As a CEO who monitors job trends, he questions the mantra that high level math skills are essential to most future jobs. He advocates options outside college prep for students so they are not done in by early failure and give up on school.
He and I agree that the dropout rate in Georgia is a problem. However, we depart on the solution. He wants a non-college track, saying that a lot of students in Georgia – including those only learning English — could be better served by a track that leads them to technical training and certification rather than to college and a bachelor’s degree.
Konop agrees that people change their goals – what someone wants at 15 may not be the same thing they want at 25 – - but says that’s why we ought to make it easier for people who obtain certificates to resume their education.
“A lot of those kids would be better served in junior high by getting into a certification program. To expect a kid having a hard enough time grasping the language to go on a certain track to college is irrational for them and for the teacher. At the end of the day, no matter what we do, a certain amount of people will fall through the cracks,” he says. “If kids do fall through the cracks, what can you do to change it? I recommend giving these kids a chance to go to junior college. The guy who is the CIO at my company got his first IT degree from IT Tech and now has a MBA.”
Konop says many older workers went to college assuming they would learn everything they needed for their careers. Their college degree marked the end of their education.
“We don’t live in that world anymore,” he says. “Now, if you study something it gets you in the door, but you have to keep studying. I am a CEO, but I keep reading every day. I don’t look at education as ever stopping.”

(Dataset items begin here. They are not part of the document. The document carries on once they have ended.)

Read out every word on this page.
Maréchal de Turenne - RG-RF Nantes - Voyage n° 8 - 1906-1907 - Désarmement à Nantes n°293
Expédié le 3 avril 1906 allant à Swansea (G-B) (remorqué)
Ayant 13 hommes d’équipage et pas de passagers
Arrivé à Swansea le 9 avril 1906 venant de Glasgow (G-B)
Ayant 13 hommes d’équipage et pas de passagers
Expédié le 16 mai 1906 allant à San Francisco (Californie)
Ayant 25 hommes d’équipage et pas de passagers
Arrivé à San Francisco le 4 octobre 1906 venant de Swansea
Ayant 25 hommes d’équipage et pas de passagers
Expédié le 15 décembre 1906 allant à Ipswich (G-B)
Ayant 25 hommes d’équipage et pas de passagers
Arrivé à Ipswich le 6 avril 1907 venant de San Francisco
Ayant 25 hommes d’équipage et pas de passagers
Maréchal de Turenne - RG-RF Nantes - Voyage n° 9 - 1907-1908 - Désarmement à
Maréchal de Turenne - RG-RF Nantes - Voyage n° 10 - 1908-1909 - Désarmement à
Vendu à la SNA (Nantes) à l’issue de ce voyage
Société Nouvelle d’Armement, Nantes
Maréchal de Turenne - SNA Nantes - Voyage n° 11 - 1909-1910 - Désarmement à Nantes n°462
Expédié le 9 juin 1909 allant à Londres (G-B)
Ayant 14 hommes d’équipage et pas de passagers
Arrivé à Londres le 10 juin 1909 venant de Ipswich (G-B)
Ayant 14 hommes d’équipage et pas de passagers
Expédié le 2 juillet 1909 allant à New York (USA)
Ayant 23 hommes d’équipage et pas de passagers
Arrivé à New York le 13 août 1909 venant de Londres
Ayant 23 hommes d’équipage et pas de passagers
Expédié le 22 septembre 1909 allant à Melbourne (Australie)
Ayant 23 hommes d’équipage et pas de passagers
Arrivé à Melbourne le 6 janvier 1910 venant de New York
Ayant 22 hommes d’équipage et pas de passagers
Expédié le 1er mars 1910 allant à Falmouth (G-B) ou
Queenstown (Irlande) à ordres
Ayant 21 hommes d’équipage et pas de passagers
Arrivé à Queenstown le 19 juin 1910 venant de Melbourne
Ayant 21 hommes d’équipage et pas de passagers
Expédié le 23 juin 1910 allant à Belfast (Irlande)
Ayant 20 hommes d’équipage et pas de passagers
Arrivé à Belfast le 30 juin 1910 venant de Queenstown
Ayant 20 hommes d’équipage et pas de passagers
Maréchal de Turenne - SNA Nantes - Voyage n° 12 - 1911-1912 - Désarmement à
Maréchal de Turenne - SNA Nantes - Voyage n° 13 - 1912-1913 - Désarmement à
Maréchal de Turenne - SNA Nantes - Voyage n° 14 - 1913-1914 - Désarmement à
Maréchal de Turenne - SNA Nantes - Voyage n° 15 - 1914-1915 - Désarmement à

Here is my counterargument in brief: The attitude that students need an academically less demanding “vo-tech” track fails to consider the dramatic changes in the 21st-century workplace that can make a manufacturing manual tougher to comprehend than a college text. Strong literacy and math skills are vital.
As Kati Haycock of the Education Trust told me: “Young people today who don’t have those skills are not becoming auto mechanics; they are the ones sweeping the shop floor.”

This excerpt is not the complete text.